The spread of a distribution is also referred to as dispersion and variability. The unbiased estimate of population variance calculated from a sample is: Variance is usually estimated from a sample drawn from a population. SD is calculated as the square root of the variance (the average squared deviation from the mean). The standard deviation of the mean (SD) is the most commonly used measure of the spread of values in a distribution. So the probability that the sample mean is greater than 22 is between 0.005 and 0.025 (or between 0.5% and 2.5%)Įxercise. To obtain the one-tailed probability, divide the two-tailed probability by 2. Then we calculate t, which follows a t-distribution with df = (n-1) = 24.įrom the tables we see that the two-tailed probability is between 0.01 and 0.05. Suppose that is unknown and we need to use s to estimate it. We found that the probability that the sample mean is greater than 22 is P( > 22) = 0.0548. In the previous example we drew a sample of n=16 from a population with μ=20 and σ=5. So, all we can say is that P(|Z| > 2.00) is between 2% and 5%, probably closer to 5%! Using the z-table, we found that it was exactly 4.56%. Now, suppose that we want to know the probability that Z is more extreme than 2.00. So, if we look at the last row for z=1.96 and follow up to the top row, we find thatĮxercise: What is the critical value associated with a two-tailed probability of 0.01? The t-table also provides much less detail all the information in the z-table is summarized in the last row of the t-table, indexed by df = ∞. The t-table is presented differently, with separate rows for each df, with columns representing the two-tailed probability, and with the critical value in the inside of the table. The (one-tailed) probabilities are inside the table, and the critical values of z are in the first column and top row. The z table gives detailed correspondences of P(Z>z) for values of z from 0 to 3, by. Note: If n is large, then t is approximately normally distributed. Has a t distribution with (n-1) degrees of freedom (df)

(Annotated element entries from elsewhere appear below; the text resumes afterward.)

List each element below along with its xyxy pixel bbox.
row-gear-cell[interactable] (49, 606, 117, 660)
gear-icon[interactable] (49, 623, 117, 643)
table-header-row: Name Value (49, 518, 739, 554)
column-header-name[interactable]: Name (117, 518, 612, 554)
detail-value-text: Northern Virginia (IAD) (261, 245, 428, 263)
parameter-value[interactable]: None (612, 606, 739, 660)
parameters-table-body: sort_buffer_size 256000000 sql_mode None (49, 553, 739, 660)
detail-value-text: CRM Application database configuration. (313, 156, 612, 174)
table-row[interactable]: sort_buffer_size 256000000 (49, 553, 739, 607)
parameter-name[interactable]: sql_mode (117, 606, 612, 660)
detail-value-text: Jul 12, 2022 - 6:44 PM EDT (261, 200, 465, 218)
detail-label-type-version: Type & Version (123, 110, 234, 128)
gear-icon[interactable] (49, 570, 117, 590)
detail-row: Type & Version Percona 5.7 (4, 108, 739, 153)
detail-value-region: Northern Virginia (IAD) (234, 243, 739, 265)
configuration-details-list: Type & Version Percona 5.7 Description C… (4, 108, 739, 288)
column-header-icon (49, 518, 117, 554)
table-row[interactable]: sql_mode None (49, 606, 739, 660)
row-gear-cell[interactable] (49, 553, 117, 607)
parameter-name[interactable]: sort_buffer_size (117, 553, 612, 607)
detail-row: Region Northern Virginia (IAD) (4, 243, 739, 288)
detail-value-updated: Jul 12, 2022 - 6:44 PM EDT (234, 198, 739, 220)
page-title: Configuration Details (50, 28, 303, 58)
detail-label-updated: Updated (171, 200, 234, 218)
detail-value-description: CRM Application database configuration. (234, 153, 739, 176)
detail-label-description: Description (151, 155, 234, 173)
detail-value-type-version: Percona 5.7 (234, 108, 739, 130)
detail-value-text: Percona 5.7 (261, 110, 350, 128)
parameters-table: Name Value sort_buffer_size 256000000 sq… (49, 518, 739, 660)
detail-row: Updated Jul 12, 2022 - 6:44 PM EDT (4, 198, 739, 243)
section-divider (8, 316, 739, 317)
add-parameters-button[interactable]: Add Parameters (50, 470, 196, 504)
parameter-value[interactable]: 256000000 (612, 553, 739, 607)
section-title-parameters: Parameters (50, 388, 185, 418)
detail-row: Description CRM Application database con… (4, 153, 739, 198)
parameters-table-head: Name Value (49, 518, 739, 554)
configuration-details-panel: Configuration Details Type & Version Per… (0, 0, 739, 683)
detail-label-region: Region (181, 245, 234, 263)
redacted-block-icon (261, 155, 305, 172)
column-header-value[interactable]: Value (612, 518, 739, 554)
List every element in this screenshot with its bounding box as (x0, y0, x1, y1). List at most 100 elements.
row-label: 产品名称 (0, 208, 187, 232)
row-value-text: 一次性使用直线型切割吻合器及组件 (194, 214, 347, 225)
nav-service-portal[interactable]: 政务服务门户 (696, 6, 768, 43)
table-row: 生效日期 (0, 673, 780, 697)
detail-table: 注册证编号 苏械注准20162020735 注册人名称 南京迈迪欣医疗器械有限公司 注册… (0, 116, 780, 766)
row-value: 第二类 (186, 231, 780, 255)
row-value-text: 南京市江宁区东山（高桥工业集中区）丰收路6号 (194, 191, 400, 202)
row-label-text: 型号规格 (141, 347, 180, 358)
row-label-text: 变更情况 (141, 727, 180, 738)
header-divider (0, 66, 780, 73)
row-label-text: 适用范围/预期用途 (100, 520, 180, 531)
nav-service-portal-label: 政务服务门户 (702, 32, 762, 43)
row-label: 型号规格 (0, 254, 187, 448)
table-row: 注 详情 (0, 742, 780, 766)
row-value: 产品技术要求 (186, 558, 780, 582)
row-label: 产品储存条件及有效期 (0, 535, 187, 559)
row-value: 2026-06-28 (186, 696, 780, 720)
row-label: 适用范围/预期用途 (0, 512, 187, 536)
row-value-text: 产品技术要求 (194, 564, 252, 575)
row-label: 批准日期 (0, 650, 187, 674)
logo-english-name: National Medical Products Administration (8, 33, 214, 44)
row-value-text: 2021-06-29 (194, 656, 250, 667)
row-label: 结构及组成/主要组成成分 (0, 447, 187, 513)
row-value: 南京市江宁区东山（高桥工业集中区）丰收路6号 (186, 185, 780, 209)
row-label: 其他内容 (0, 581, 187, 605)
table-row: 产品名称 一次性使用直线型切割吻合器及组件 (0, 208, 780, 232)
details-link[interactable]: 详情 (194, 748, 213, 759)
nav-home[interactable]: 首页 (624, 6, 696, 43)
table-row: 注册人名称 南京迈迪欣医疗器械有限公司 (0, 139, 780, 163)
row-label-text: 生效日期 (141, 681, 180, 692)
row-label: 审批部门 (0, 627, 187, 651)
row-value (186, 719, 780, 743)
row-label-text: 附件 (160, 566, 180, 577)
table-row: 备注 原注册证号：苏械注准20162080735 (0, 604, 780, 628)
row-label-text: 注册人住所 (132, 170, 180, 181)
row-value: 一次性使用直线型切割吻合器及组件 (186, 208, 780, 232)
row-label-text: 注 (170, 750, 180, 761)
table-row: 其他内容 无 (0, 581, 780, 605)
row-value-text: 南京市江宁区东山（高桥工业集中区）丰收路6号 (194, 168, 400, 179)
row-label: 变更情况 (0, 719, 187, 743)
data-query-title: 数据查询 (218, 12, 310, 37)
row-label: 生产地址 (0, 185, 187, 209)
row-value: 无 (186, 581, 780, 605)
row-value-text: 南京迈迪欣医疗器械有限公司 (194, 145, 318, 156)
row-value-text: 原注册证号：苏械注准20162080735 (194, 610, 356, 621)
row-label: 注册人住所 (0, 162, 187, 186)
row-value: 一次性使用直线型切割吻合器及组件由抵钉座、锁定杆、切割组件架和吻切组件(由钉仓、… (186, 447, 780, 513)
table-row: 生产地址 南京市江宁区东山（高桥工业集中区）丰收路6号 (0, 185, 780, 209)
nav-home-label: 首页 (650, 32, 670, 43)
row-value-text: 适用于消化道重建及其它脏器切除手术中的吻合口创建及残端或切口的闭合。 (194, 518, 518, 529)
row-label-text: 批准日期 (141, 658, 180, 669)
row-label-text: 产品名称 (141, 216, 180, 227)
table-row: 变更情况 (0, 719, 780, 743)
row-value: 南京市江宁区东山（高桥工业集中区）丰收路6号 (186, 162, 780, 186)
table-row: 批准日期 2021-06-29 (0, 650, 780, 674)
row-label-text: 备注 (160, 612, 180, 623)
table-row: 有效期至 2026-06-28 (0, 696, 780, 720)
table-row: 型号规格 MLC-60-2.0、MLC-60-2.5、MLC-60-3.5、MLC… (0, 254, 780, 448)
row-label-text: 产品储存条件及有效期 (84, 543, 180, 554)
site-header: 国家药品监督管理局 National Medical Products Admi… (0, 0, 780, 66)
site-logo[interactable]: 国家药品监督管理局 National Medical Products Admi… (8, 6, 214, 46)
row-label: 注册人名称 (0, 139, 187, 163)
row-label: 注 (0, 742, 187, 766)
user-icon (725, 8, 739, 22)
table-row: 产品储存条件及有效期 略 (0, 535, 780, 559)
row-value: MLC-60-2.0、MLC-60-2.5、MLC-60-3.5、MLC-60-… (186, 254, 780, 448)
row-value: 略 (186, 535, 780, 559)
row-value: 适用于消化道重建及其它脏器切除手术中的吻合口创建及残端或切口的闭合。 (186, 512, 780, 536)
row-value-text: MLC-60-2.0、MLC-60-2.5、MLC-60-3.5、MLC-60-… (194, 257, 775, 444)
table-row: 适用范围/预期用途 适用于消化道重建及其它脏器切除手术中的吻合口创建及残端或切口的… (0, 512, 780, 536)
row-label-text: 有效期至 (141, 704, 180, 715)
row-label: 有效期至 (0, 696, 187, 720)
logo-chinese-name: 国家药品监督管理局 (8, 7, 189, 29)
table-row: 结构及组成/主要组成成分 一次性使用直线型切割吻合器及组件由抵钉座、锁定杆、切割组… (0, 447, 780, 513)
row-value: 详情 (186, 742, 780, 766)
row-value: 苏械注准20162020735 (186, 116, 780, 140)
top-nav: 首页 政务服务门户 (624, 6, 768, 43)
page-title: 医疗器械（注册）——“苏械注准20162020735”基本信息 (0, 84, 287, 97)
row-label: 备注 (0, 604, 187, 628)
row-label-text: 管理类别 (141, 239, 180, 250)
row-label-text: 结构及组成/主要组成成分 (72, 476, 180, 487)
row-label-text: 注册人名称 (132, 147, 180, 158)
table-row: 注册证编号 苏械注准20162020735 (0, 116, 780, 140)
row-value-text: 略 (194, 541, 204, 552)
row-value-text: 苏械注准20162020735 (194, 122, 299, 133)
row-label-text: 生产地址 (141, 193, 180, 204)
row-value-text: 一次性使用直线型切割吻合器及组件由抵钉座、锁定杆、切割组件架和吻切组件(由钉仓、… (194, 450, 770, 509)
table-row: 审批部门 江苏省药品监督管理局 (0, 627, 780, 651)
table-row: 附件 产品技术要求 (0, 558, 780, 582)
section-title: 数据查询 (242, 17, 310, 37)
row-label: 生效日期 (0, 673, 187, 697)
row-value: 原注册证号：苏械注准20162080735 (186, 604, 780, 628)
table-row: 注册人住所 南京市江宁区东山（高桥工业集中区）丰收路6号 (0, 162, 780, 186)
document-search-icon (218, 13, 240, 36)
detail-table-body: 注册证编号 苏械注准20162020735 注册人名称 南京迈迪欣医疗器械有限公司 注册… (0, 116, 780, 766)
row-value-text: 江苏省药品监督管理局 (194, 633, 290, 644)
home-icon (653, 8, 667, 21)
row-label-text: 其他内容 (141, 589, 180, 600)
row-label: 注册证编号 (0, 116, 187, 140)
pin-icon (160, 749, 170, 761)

If X is approximately normally distributed, then As the degrees of freedom increase, the t distribution approaches the standard normal distribution. There are actually many t distributions, indexed by degrees of freedom (df). However, we can estimate σ using the sample standard deviation, s, and transform to a variable with a similar distribution, the t distribution. If the standard deviation, σ, is unknown, we cannot transform to standard normal. How will this affect the standard error of the mean? How do you think this will affect the probability that the sample mean will be >22? Use the Z table to determine the probability. So the probability that the sample mean will be >22 is the probability that Z is > 1.6 We use the Z table to determine this:Įxercise: Suppose we were to select a sample of size 49 in the example above instead of n=16. Suppose we draw a sample of size n=16 from this population and want to know how likely we are to see a sample average greater than 22, that is P( > 22)? If the standard deviation, σ, is known, we can transform to an approximately standard normal variable, Z:įrom the previous example, μ=20, and σ=5. If X has a distribution with mean μ, and standard deviation σ, and is approximately normally distributed or n is large, then is approximately normally distributed with mean μ and standard error. The statistic used to estimate the mean of a population, μ, is the sample mean.